Ann’s grandfather erected his family’s
Ma-Me-O cabin by the water in 1922. Four generations of her family came of age
in the Eden of Alberta’s premier cottage country. No one is certain but the
land may have been obtained by virtue of a principle of British common law
known as adverse possession, essentially squatter’s rights, one of the
conditions of which is ten years of uninterrupted ‘ownership’ or squatting.
Ann’s father, a World War II veteran, a lawyer, a judge and a humanist used to wonder
when the Cree would “take it all back.” Ann and her siblings sold the property
in 2008, a sensible solution to shifting family dynamics and usage informed by
geography, her two brothers ensconced on Vancouver Island ,
her sister with another rural acreage of her own.
Our Ma-Me-O event was a reunion of the kids
who spent their summer wild years by the lake. The old friends in the group
were aged 60 and over, not 16 anymore by any means. Nature and suicide have
exacted their tolls on the gang. The survivors spoke of hemorrhages and heart
attacks. One impossibly thin woman trembled with Parkinson’s, spritzing up her
goblet of wine. A bald, heavyset man with a fondness for pedicures announced
that he’d ceased munching through bags of potato chips and had instead switched
to pepperoni sticks for health reasons. One fellow who doesn’t drink anymore
drank wine because it doesn’t really count, not like beer or whisky. Some
guests had travelled a long way, some had never left; Ann from Edmonton now and Camrose then was from
somewhere in between. Everybody paid too much attention to their phones making
it even more difficult for an outsider like me to make a connection.

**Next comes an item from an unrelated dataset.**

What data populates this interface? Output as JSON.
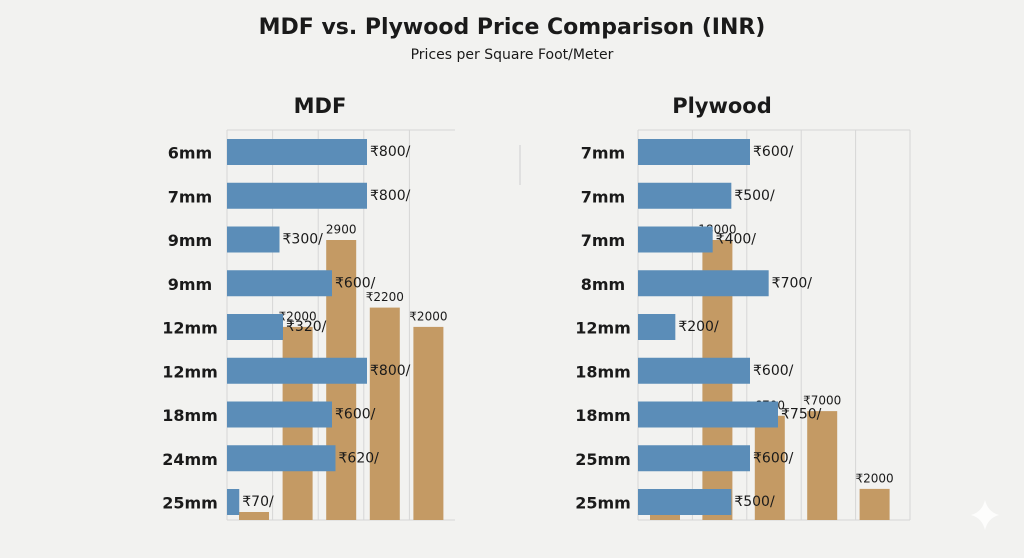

Too many people talk too much about
nothing. Then they show you pictures on their cell phones to add another
thousand words. I was staring up at the almost invisible darting bats above us,
reminded of the ghostly hares that motor down our street during wintertime (Did
I really see what I thought I saw?), when Ann asked me if I’d like to go for a
walk in the twilight. Yes. Please. Thank you.

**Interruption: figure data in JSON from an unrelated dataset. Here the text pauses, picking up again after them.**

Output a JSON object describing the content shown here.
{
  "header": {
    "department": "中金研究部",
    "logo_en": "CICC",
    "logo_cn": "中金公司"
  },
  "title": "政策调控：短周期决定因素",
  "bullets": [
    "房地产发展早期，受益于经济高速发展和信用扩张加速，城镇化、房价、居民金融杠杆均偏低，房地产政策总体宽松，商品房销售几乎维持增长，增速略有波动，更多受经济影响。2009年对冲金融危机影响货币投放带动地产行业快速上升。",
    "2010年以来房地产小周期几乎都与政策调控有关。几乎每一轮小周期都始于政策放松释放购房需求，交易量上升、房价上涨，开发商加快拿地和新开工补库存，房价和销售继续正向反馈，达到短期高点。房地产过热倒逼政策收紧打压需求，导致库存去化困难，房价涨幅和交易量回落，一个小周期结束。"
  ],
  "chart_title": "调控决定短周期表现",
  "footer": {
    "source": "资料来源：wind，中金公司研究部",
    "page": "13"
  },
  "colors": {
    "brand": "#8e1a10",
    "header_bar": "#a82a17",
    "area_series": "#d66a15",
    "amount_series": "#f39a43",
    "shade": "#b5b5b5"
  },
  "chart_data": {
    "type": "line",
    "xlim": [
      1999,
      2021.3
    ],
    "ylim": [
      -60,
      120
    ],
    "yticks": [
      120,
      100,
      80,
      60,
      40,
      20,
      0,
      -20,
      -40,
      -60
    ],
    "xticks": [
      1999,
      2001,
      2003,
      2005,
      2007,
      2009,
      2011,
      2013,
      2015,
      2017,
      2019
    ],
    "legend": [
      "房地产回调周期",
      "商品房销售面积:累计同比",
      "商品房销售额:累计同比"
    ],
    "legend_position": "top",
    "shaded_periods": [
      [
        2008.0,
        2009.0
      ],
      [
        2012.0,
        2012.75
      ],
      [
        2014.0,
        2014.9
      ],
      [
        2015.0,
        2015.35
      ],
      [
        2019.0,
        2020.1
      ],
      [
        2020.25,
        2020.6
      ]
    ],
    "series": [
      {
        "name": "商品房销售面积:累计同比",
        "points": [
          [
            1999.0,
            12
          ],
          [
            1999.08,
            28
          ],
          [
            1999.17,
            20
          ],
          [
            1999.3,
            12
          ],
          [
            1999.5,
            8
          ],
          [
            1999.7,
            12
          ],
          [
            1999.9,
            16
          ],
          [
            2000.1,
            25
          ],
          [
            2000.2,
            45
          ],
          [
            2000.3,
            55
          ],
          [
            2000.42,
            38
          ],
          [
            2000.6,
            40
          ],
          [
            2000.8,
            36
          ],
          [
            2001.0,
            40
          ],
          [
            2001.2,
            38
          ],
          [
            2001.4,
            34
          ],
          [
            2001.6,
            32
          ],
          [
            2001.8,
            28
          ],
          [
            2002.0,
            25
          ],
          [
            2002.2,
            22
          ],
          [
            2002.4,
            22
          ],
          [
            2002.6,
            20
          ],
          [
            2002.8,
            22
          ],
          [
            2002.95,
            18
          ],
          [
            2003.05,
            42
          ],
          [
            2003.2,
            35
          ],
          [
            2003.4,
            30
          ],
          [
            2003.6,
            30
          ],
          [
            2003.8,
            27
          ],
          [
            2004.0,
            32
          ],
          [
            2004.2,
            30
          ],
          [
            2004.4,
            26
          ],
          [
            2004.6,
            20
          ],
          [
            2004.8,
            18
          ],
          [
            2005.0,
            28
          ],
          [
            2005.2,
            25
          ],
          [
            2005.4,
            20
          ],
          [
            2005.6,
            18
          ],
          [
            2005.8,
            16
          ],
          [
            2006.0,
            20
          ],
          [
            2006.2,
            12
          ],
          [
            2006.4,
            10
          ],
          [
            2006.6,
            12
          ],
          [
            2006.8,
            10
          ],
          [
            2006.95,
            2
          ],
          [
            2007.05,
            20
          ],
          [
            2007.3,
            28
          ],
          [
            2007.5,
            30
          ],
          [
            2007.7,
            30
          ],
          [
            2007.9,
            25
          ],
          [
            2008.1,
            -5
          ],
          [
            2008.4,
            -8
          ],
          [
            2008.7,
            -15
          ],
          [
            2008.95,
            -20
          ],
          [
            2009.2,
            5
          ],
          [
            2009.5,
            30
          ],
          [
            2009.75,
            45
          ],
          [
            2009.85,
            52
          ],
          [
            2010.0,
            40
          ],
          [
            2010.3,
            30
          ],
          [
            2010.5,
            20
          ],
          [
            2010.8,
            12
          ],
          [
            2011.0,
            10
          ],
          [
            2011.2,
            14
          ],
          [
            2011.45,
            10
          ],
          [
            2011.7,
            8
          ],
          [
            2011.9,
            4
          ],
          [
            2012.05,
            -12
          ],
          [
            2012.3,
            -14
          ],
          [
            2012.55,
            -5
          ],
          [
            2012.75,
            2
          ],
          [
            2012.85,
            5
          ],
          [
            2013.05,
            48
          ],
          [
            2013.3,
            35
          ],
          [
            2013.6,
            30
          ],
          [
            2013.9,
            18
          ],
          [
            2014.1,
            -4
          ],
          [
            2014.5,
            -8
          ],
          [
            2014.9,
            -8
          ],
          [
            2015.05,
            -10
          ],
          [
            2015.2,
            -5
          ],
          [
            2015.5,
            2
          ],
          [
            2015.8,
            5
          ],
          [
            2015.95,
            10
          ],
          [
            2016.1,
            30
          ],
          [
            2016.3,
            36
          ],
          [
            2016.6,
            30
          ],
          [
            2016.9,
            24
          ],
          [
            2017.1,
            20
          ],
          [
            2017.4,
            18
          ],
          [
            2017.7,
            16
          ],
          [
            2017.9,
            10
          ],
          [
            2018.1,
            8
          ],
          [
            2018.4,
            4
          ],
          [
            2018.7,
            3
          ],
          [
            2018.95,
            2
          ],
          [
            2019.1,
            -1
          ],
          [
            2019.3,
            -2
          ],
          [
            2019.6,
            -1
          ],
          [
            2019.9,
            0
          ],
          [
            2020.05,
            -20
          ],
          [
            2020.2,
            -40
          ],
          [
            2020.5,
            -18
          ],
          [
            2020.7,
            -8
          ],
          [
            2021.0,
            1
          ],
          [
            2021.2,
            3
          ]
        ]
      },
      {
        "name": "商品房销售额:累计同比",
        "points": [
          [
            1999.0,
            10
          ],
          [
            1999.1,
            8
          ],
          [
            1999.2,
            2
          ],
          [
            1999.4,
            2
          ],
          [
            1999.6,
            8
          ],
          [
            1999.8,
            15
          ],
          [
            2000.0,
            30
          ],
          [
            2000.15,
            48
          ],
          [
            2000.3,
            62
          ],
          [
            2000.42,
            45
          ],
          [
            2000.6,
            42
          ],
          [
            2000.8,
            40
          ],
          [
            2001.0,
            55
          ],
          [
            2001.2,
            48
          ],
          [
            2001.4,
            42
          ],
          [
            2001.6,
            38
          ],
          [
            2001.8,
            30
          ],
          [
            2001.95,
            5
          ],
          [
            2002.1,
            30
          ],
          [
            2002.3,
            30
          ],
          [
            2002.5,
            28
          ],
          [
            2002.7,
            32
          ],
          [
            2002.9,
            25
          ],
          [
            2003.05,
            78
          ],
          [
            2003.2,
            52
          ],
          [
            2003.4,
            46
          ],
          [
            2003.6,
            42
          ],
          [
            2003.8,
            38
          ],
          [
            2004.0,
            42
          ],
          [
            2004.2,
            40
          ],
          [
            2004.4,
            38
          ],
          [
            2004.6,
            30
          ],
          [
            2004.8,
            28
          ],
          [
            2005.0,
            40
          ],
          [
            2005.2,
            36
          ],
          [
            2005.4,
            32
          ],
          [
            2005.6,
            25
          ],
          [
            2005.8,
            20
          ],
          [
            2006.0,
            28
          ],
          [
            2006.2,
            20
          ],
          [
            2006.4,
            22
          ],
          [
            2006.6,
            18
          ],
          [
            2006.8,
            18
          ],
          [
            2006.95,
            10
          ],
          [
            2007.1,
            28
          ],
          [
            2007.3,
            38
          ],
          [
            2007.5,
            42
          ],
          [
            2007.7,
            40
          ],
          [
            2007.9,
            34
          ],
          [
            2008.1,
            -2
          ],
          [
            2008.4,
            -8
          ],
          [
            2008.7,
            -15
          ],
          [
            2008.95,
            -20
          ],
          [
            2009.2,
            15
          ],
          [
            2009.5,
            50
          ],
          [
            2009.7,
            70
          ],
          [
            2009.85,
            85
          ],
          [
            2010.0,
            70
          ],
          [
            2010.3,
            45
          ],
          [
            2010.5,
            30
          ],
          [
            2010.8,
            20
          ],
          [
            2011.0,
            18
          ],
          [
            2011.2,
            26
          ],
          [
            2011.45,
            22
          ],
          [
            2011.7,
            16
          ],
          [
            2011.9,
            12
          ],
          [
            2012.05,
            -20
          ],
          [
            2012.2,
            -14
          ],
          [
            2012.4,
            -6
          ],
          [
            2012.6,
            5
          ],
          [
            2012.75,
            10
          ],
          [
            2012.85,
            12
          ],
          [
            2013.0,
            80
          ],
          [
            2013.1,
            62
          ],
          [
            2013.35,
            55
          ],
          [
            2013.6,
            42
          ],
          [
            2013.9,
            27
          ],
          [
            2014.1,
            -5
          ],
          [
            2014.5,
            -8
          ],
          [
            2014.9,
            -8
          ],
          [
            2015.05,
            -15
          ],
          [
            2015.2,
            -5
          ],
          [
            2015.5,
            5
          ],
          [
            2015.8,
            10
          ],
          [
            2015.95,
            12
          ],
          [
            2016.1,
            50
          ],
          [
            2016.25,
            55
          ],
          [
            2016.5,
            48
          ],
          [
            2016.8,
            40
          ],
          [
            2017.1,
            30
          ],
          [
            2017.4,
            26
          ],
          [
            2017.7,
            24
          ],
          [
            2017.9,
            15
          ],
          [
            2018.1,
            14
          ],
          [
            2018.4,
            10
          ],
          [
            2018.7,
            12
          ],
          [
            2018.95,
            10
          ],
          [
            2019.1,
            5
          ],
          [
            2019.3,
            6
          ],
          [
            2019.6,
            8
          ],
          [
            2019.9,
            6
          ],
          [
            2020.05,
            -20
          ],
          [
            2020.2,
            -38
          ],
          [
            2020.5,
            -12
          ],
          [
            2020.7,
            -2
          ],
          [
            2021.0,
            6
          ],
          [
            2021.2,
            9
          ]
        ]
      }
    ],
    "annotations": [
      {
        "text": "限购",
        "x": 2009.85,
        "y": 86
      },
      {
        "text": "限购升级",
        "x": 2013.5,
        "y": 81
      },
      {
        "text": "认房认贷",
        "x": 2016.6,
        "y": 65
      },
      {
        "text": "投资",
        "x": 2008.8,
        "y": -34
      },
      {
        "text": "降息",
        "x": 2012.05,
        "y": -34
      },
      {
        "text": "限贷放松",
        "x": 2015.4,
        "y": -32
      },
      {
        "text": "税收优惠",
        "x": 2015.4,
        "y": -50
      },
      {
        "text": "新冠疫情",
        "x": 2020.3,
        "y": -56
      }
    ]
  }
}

We strolled in step and held hands. I
peered around as Ann reminisced about the teenage wildlife here back in her
day. I’d just met some of the players and I tried to compose the tableau. The
dance has begun but the room’s so hot the doors are wide open. Light and sound leaks
out. There are muscle cars cruising the only avenue that matters, driven by
boys in tight t-shirts who are too young to drink. Barefoot girls lean into the
driver’s side windows for a puff of a half-smoked cigarette and a swig from a
sweaty brown stubby bottle of beer. Eight-track cassettes blast Deep Purple and
Foghat. Everyone is either good looking or better looking and they are immortal
even as a Barracuda hits a highway ditch and somersaults. That’s just all part
of growing up.
Ann and I found a public access pathway to
the beach. She wanted pictures of what was once her family’s cabin. Where the
water lapped the beach the sand was blue – and not just because of a function
of the light. The inch-thick layer of blue scum on the placid water was like a
crust. The smell was almost unbearable. The warning signs about toxic
blue-green algae posted around Ma-Me-O suggest that the bacteria smells musty;
it doesn’t: it smells like organic rot and death. Ann said, “When Grand Dad was
here… it, well, we used to be able to drink the water. And we did.” She dropped
her chin to her breastbone and exhaled. “I cannot imagine bringing kids out
here and then telling them not to go near the water.”
Even the thickest child would hesitate
before wading through the blue sludge encroaching the once pristine beach. The
blue-green algae in Pigeon Lake is a bit like a glutton at a buffet in that it
has overfed on everything that has found its way into the lake that never
should have been in it in the first place. When we reached Ann’s family’s
former property we saw Pigeon’s problems on a micro scale. The lot had been
cleared of the trees and bushes whose root systems would filter the runoff from
a fertilized lawn. There was a fleet of motorized water toys. There was no shade
near the shore to prevent the muck at the waterline from photosynthesizing.